Department of Molecular and Cellular Pathology of Alcohol, Príncipe Felipe Research Center, Valencia, Spain.
Alcohol Clin Exp Res. 2017 Jul;41(7):1257-1270. doi: 10.1111/acer.13416. Epub 2017 Jun 5.
We previously showed that, by activating innate immune receptors Toll-like 4 (TLR4), adolescent intermittent ethanol (EtOH) exposure causes neuroinflammation, myelin damage, and behavioral dysfunctions. Recent findings reveal that clinically used opioid antagonists naltrexone (NT) and naloxone (NX) inhibit opioid-induced TLR4 signaling and that NT, NX, and nalmefene (NF), the 6-methylene derivative of NX, are able to reduce alcohol drinking escalation.
NF (0.1 mg/kg, intraperitoneally) was injected 1 hour prior to EtOH (3 g/kg, intraperitoneally) following intermittent treatment in female (PND35) adolescent mice. Inflammatory molecules, myelin proteins, and apoptotic markers were assessed in the prefrontal cortex (PFC) and striatum/nucleus accumbens (STR/NAcc). The effect of NF on alcohol drinking preference was evaluated in both the wild-type and TLR4 knockout (KO) adolescent mice. Using astroglial cells, the inhibitory potential of NT, NX, and NF on lipopolysaccharide (LPS), or the EtOH-triggered TLR4 response, was compared.
Our findings indicate that NF prevents the up-regulation of cytokines (IL-1β, IL-17A, TNF-α), chemokines (MCP-1, MIP-1, KC), and pro-inflammatory mediators (iNOS, COX-2), along with myelin damage and apoptotic events, in both PFC and STR/NAcc. NF also abolishes EtOH-induced escalation of alcohol preference/consumption, but has no effect when administered to TLR4-KO mice. In vitro experiments indicate that NX and NF inhibit TLR4 activation upon LPS or EtOH stimulation. Immunofluorescence studies and lipid rafts isolation show that NF is able to prevent TLR4 translocation to lipid rafts/caveolae in astrocytes.
These results suggest that NF prevents neuroinflammation and brain damage by blocking the TLR4 response and also support the role of central pro-inflammatory immune signaling in the modulation of alcohol consumption/addiction.

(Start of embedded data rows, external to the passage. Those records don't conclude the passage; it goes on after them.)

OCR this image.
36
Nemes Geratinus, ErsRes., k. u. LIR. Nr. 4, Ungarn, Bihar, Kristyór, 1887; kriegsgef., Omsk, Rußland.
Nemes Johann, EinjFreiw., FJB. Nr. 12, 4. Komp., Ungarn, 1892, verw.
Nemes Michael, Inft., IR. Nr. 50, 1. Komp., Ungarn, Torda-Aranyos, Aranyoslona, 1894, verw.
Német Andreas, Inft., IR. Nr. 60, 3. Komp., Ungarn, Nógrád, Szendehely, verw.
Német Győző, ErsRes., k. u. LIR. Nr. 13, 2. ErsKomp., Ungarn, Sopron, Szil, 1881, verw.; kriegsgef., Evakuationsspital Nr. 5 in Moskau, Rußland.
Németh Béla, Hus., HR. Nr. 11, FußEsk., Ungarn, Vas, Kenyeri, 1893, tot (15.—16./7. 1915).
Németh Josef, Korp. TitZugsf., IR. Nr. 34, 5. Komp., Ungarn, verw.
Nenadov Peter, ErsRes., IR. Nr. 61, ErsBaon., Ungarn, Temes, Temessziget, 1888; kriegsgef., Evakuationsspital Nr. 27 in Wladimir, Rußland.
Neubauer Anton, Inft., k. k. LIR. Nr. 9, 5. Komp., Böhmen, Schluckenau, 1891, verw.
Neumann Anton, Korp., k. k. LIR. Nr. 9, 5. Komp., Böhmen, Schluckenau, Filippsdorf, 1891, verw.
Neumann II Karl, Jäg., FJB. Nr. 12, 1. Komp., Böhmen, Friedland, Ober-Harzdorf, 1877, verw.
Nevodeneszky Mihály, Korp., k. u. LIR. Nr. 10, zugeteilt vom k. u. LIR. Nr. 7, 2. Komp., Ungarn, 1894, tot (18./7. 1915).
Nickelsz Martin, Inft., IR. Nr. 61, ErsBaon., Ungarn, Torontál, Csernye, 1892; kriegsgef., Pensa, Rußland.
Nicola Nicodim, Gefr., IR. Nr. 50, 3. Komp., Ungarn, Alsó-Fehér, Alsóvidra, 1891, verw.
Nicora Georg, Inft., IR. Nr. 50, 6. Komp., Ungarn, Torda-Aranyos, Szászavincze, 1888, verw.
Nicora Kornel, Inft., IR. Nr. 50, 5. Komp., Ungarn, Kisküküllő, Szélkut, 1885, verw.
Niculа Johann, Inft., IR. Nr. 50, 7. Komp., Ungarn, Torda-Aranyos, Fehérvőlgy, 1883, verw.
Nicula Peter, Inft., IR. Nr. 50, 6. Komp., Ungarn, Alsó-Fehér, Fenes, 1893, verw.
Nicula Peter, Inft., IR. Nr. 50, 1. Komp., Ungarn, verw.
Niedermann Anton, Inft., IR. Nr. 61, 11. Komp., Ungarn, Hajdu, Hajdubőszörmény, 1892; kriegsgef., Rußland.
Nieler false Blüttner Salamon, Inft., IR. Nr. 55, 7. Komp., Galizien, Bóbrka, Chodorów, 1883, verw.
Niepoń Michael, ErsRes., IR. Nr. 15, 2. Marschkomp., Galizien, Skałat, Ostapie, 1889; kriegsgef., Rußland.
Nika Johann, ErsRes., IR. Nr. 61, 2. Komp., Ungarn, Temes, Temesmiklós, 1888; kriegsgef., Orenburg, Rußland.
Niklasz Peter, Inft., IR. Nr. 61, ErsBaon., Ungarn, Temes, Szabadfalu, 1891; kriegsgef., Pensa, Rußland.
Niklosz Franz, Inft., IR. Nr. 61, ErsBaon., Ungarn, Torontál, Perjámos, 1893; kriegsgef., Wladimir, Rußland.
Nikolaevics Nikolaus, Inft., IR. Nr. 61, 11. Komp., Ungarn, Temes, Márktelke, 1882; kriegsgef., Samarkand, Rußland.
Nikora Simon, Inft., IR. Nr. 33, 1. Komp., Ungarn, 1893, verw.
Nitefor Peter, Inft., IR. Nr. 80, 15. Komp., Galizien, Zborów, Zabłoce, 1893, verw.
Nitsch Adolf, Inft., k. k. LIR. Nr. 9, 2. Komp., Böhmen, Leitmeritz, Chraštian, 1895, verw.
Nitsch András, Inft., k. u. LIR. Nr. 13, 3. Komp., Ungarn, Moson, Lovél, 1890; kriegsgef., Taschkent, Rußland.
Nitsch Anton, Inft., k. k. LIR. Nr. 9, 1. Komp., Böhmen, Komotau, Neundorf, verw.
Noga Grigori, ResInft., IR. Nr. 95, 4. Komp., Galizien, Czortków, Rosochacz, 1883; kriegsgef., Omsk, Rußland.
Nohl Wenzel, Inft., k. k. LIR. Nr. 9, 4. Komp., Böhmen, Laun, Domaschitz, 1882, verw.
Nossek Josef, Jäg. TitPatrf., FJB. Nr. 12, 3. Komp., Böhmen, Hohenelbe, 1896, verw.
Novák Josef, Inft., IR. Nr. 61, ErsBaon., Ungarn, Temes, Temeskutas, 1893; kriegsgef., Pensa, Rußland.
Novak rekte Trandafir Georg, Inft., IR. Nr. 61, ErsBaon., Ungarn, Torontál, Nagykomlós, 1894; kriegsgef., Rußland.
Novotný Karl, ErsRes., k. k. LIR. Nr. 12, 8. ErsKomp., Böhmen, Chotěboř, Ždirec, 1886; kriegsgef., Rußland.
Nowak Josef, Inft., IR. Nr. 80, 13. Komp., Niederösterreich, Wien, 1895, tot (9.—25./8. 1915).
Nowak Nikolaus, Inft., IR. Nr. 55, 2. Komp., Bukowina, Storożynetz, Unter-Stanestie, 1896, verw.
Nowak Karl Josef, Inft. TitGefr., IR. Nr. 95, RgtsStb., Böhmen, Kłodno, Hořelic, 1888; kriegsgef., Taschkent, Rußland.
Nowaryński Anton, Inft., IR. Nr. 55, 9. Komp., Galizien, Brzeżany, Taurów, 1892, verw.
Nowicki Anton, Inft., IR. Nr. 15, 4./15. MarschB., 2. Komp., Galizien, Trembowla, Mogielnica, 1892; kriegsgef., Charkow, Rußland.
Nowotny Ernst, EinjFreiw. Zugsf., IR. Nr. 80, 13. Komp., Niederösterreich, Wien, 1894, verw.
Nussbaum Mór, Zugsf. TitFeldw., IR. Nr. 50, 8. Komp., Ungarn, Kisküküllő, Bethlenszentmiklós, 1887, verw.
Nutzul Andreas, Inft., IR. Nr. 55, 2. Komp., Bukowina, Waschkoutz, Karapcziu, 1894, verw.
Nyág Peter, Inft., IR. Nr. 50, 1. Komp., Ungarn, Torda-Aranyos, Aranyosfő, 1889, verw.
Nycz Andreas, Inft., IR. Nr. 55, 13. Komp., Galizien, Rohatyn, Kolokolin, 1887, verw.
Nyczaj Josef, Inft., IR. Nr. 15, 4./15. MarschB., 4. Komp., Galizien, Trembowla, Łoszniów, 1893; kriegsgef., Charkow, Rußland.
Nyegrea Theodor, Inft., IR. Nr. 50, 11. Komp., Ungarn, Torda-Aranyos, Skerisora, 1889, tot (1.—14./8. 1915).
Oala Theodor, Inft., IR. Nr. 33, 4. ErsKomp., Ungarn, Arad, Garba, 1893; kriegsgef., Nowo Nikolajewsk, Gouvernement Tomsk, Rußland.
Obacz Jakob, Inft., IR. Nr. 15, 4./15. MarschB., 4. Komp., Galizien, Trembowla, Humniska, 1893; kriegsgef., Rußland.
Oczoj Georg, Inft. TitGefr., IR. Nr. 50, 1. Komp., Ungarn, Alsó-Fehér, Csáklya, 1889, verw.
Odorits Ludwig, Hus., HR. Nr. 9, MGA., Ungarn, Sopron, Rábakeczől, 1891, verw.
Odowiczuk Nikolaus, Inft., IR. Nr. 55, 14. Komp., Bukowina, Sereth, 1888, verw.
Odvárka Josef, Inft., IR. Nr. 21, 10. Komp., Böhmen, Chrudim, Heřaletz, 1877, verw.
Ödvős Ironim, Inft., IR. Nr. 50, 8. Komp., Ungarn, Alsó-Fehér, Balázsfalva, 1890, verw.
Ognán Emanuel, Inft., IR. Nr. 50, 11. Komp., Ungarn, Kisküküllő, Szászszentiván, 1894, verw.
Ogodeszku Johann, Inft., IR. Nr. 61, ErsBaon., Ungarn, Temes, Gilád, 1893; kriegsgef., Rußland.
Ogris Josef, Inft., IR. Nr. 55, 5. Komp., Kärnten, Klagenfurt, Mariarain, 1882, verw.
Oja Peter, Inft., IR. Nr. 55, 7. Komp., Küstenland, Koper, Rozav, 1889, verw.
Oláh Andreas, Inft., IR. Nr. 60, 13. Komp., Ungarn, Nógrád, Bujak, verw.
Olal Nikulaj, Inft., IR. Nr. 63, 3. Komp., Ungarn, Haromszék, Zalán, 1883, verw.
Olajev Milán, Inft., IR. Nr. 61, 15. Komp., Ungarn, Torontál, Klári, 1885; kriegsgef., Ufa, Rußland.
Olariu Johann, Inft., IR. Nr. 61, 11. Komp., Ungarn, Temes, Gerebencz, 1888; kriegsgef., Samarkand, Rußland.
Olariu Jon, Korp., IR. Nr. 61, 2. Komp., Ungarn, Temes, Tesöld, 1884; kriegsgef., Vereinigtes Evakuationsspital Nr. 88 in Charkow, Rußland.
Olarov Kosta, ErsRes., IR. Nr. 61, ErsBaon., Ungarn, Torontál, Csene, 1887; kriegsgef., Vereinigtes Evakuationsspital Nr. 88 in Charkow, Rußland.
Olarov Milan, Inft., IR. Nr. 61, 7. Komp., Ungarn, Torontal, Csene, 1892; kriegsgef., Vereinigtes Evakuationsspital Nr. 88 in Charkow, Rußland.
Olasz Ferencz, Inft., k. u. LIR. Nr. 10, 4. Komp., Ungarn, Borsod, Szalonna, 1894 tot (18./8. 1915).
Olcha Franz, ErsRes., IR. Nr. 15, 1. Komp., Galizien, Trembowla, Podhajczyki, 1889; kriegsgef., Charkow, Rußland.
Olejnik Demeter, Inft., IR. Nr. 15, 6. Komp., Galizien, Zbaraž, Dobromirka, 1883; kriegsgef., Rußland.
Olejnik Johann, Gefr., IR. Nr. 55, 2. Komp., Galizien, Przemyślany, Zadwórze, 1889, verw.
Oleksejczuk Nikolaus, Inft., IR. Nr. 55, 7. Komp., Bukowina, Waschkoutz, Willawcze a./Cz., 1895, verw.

我们之前的研究表明,通过激活先天免疫受体 Toll 样受体 4(TLR4),青少年间歇性乙醇(EtOH)暴露会导致神经炎症、髓鞘损伤和行为功能障碍。最近的研究结果表明,临床上使用的阿片受体拮抗剂纳曲酮(NT)和纳洛酮(NX)可抑制阿片诱导的 TLR4 信号转导,并且 NT、NX 和纳美芬(NF),NX 的 6-亚甲基衍生物,能够减少酒精摄入的增加。
NF(0.1mg/kg,腹腔内注射)在雌性(PND35)青少年小鼠间歇性治疗后 1 小时预先给予 EtOH(3g/kg,腹腔内注射)。在额皮质(PFC)和纹状体/伏隔核(STR/NAcc)中评估炎症分子、髓鞘蛋白和凋亡标志物。NF 对青少年野生型和 TLR4 敲除(KO)小鼠饮酒偏好的影响进行了评估。使用星形胶质细胞,比较了 NT、NX 和 NF 对脂多糖(LPS)或 EtOH 触发的 TLR4 反应的抑制潜力。
我们的研究结果表明,NF 可防止细胞因子(IL-1β、IL-17A、TNF-α)、趋化因子(MCP-1、MIP-1、KC)和促炎介质(iNOS、COX-2)在上皮细胞和 STR/NAcc 中的上调,以及髓鞘损伤和凋亡事件。NF 还可消除 EtOH 诱导的酒精偏好/消耗增加,但在给予 TLR4-KO 小鼠时无影响。体外实验表明,NX 和 NF 可抑制 LPS 或 EtOH 刺激时 TLR4 的激活。免疫荧光研究和脂质筏分离表明,NF 能够阻止 TLR4 在星形胶质细胞中向脂质筏/小窝易位。
这些结果表明,NF 通过阻断 TLR4 反应来防止神经炎症和脑损伤,并支持中枢促炎免疫信号在调节酒精摄入/成瘾中的作用。